The 2019 Festival Poets

  • Claudia Rankine
  • Emily Skillings
  • Terrance Hayes
  • Aimee Nezhukumatathil
  •  Rajiv Mohabir
  • Chris Abani & Mai Der Vang
  • Elizabeth Acevedo
  • Winners of the Fresh Voices Poetry Competition

Watch highlights from 2019


Claudia Rankine & with Emily Skillings

Claudia Rankine is the author of five collections of poetry, including Citizen: An American Lyric and Don’t Let Me Be Lonely; two plays including Provenance of Beauty: A South Bronx Travelogue; numerous video collaborations, and is the editor of several anthologies including The Racial Imaginary: Writers on Race in the Life of the Mind. Rankine has won numerous awards for Citizen, including the National Book Critics Circle Award.


Terrance Hayes

Terrance Hayes is the author of American Sonnets for My Past and Future Assassins, a finalist for the 2018 National Book Award in Poetry; To Float In The Space Between: Drawings and Essays in Conversation with Etheridge Knight; How to Be Drawn; Lighthead, which won the 2010 National Book Award for poetry; Muscular Music; Hip Logic; and Wind in a Box.


Celebration of Indian Poetry & Culture

Aimee Nezhukumatathil is the author of four books of poetry: Oceanic; Lucky Fish, winner of the Hoffer Grand Prize for Prose and Independent Books; At the Drive-In Volcano; and Miracle Fruit. She is the poetry editor of Orion magazine and her poems have appeared in the Best American Poetry series, American Poetry Review, New England Review, Poetry, Ploughshares and Tin House.

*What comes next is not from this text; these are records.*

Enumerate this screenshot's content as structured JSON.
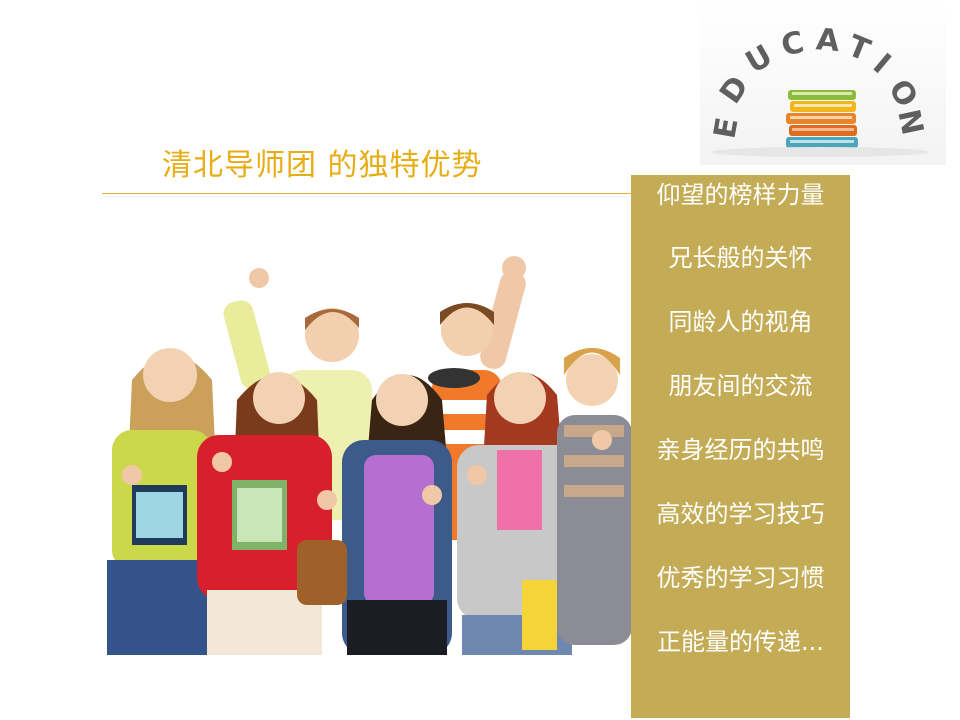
{
  "slide": {
    "title": "清北导师团 的独特优势",
    "logo_word": "EDUCATION",
    "advantages": [
      "仰望的榜样力量",
      "兄长般的关怀",
      "同龄人的视角",
      "朋友间的交流",
      "亲身经历的共鸣",
      "高效的学习技巧",
      "优秀的学习习惯",
      "正能量的传递..."
    ]
  },
  "colors": {
    "title": "#e7ad15",
    "panel": "#c4ab55",
    "panel_text": "#ffffff",
    "rule": "#e2b23a"
  },
  "images": {
    "logo": "education-books-logo",
    "photo": "students-thumbs-up-photo"
  }
}
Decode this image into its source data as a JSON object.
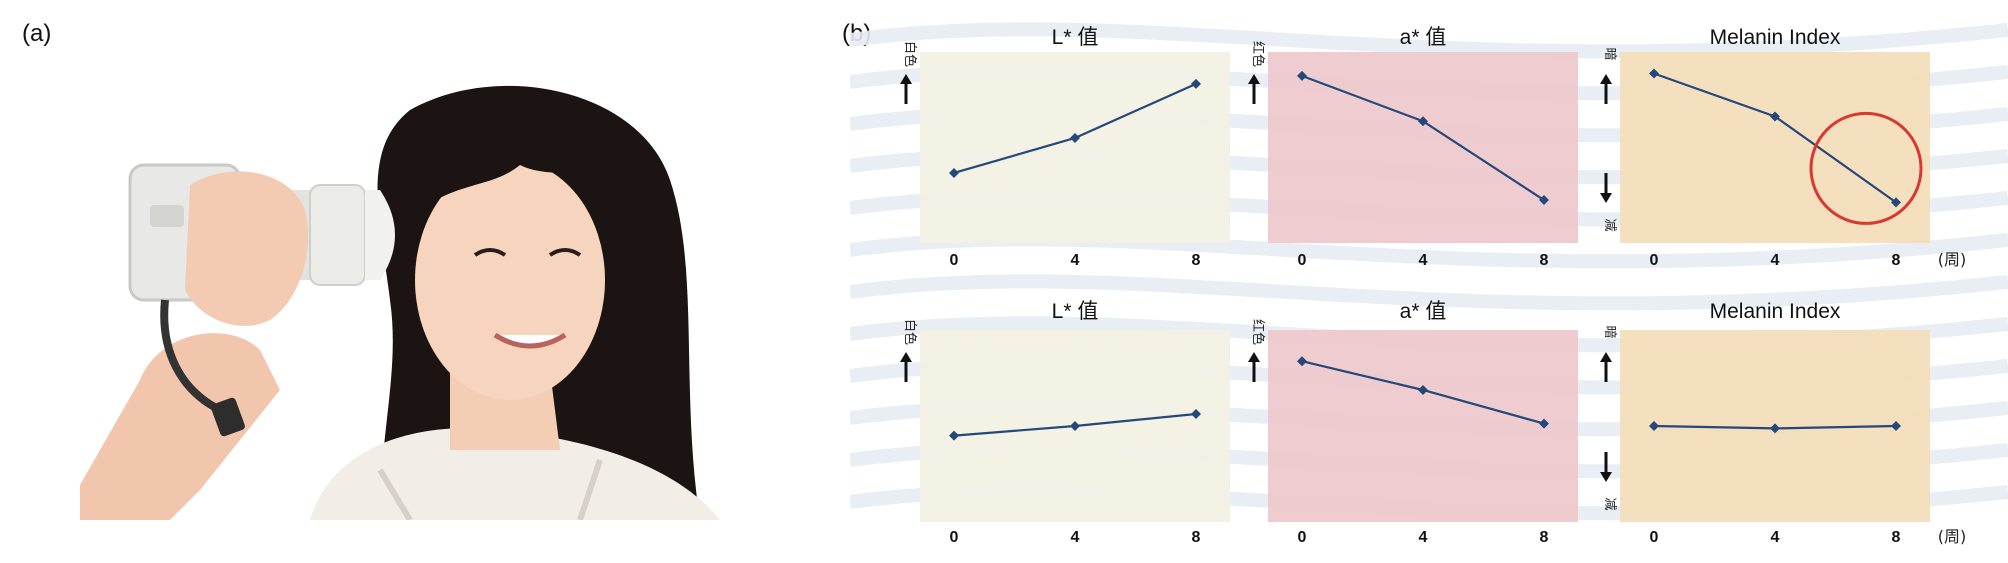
{
  "panel_labels": {
    "a": "(a)",
    "b": "(b)"
  },
  "colors": {
    "background": "#ffffff",
    "wave": "#e7ecf3",
    "L_bg": "#f3f0e3",
    "a_bg": "#eec8cb",
    "melanin_bg": "#f3dcb8",
    "line": "#25487a",
    "circle": "#d8382f"
  },
  "x_unit": "(周)",
  "annotations": {
    "whiter": "白色",
    "redder": "红色",
    "dark": "暗",
    "light": "减"
  },
  "chart_data": [
    {
      "type": "line",
      "title": "L* 值",
      "row": 1,
      "col": 1,
      "x": [
        0,
        4,
        8
      ],
      "values": [
        62,
        73,
        90
      ],
      "ylim": [
        40,
        100
      ],
      "x_ticks": [
        "0",
        "4",
        "8"
      ],
      "y_annotation_top": "白色",
      "highlight": false
    },
    {
      "type": "line",
      "title": "a* 值",
      "row": 1,
      "col": 2,
      "x": [
        0,
        4,
        8
      ],
      "values": [
        90,
        71,
        38
      ],
      "ylim": [
        20,
        100
      ],
      "x_ticks": [
        "0",
        "4",
        "8"
      ],
      "y_annotation_top": "红色",
      "highlight": false
    },
    {
      "type": "line",
      "title": "Melanin Index",
      "row": 1,
      "col": 3,
      "x": [
        0,
        4,
        8
      ],
      "values": [
        91,
        73,
        37
      ],
      "ylim": [
        20,
        100
      ],
      "x_ticks": [
        "0",
        "4",
        "8"
      ],
      "y_annotation_top": "暗",
      "y_annotation_bottom": "减",
      "x_unit": "(周)",
      "highlight": true
    },
    {
      "type": "line",
      "title": "L* 值",
      "row": 2,
      "col": 1,
      "x": [
        0,
        4,
        8
      ],
      "values": [
        56,
        60,
        65
      ],
      "ylim": [
        20,
        100
      ],
      "x_ticks": [
        "0",
        "4",
        "8"
      ],
      "y_annotation_top": "白色",
      "highlight": false
    },
    {
      "type": "line",
      "title": "a* 值",
      "row": 2,
      "col": 2,
      "x": [
        0,
        4,
        8
      ],
      "values": [
        87,
        75,
        61
      ],
      "ylim": [
        20,
        100
      ],
      "x_ticks": [
        "0",
        "4",
        "8"
      ],
      "y_annotation_top": "红色",
      "highlight": false
    },
    {
      "type": "line",
      "title": "Melanin Index",
      "row": 2,
      "col": 3,
      "x": [
        0,
        4,
        8
      ],
      "values": [
        60,
        59,
        60
      ],
      "ylim": [
        20,
        100
      ],
      "x_ticks": [
        "0",
        "4",
        "8"
      ],
      "y_annotation_top": "暗",
      "y_annotation_bottom": "减",
      "x_unit": "(周)",
      "highlight": false
    }
  ]
}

Rajiv Mohabir is an Indo-Caribbean American author of two acclaimed poetry collections — The Taxidermist’s Cut and Cowherd’s Son — and four chapbooks. He is winner of the 2015 Kundiman Prize, a 2015 PEN/Heim Translation Fund Grant, a finalist for the 2017 Lambda Literary Award in Gay Poetry, and has received fellowships from Voices of Our Nations Arts Foundation.


Poetry of Our World

Mai Der Vang is the author of Afterland (Graywolf Press, 2017), winner of the 2016 Walt Whitman Award of the Academy of American Poets, longlisted for the 2017 National Book Award in Poetry, and a finalist for the 2018 Kate Tufts Discovery Award. She was also the co-editor of the anthology How Do I Begin? A Hmong American Literary Anthology (Heyday, 2011).

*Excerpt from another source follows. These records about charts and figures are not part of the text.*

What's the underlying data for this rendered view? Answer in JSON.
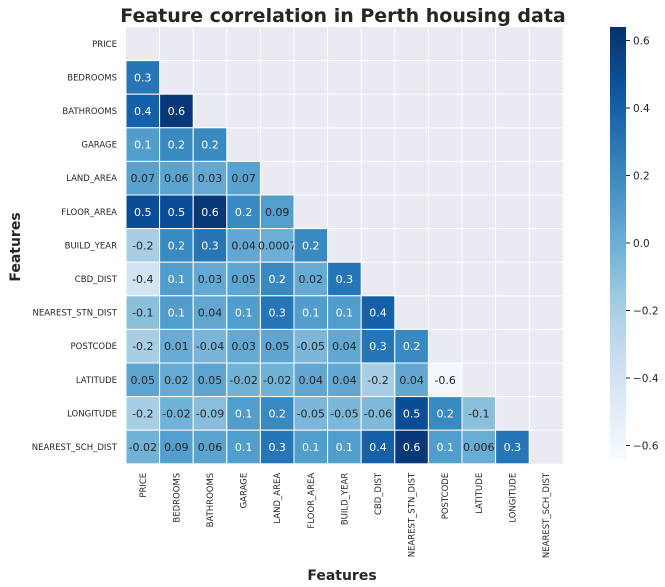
{
  "chart_data": {
    "type": "heatmap",
    "title": "Feature correlation in Perth housing data",
    "xlabel": "Features",
    "ylabel": "Features",
    "labels": [
      "PRICE",
      "BEDROOMS",
      "BATHROOMS",
      "GARAGE",
      "LAND_AREA",
      "FLOOR_AREA",
      "BUILD_YEAR",
      "CBD_DIST",
      "NEAREST_STN_DIST",
      "POSTCODE",
      "LATITUDE",
      "LONGITUDE",
      "NEAREST_SCH_DIST"
    ],
    "matrix_lower": [
      [],
      [
        "0.3"
      ],
      [
        "0.4",
        "0.6"
      ],
      [
        "0.1",
        "0.2",
        "0.2"
      ],
      [
        "0.07",
        "0.06",
        "0.03",
        "0.07"
      ],
      [
        "0.5",
        "0.5",
        "0.6",
        "0.2",
        "0.09"
      ],
      [
        "-0.2",
        "0.2",
        "0.3",
        "0.04",
        "0.0007",
        "0.2"
      ],
      [
        "-0.4",
        "0.1",
        "0.03",
        "0.05",
        "0.2",
        "0.02",
        "0.3"
      ],
      [
        "-0.1",
        "0.1",
        "0.04",
        "0.1",
        "0.3",
        "0.1",
        "0.1",
        "0.4"
      ],
      [
        "-0.2",
        "0.01",
        "-0.04",
        "0.03",
        "0.05",
        "-0.05",
        "0.04",
        "0.3",
        "0.2"
      ],
      [
        "0.05",
        "0.02",
        "0.05",
        "-0.02",
        "-0.02",
        "0.04",
        "0.04",
        "-0.2",
        "0.04",
        "-0.6"
      ],
      [
        "-0.2",
        "-0.02",
        "-0.09",
        "0.1",
        "0.2",
        "-0.05",
        "-0.05",
        "-0.06",
        "0.5",
        "0.2",
        "-0.1"
      ],
      [
        "-0.02",
        "0.09",
        "0.06",
        "0.1",
        "0.3",
        "0.1",
        "0.1",
        "0.4",
        "0.6",
        "0.1",
        "0.006",
        "0.3"
      ]
    ],
    "mask": "upper-triangle",
    "colormap": "Blues",
    "vmin": -0.64,
    "vmax": 0.64,
    "colorbar_ticks": [
      "0.6",
      "0.4",
      "0.2",
      "0.0",
      "−0.2",
      "−0.4",
      "−0.6"
    ],
    "colorbar_tick_values": [
      0.6,
      0.4,
      0.2,
      0.0,
      -0.2,
      -0.4,
      -0.6
    ],
    "background_color": "#eaeaf2",
    "grid_line_color": "#ffffff"
  }
}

Chris Abani is the author of Sanctificum; There Are No Names for Red; Feed Me the Sun: Collected Long Poems; Hands Washing Water; Dog Woman; Daphne’s Lot and Kalakuta Republic. He is the recipient of a Guggenheim Fellowship, and the PEN/Hemingway Award.


Young Poets Day

Elizabeth Acevedo received the 2018 National Book Award for her New York Times bestselling novel, THE POET X. She is also National Poetry Slam Champion, the winner of the Boston-Globe Hornbook Award Prize for Best Children’s Fiction and the author of the chapbook Beastgirl & Other Origin Myths.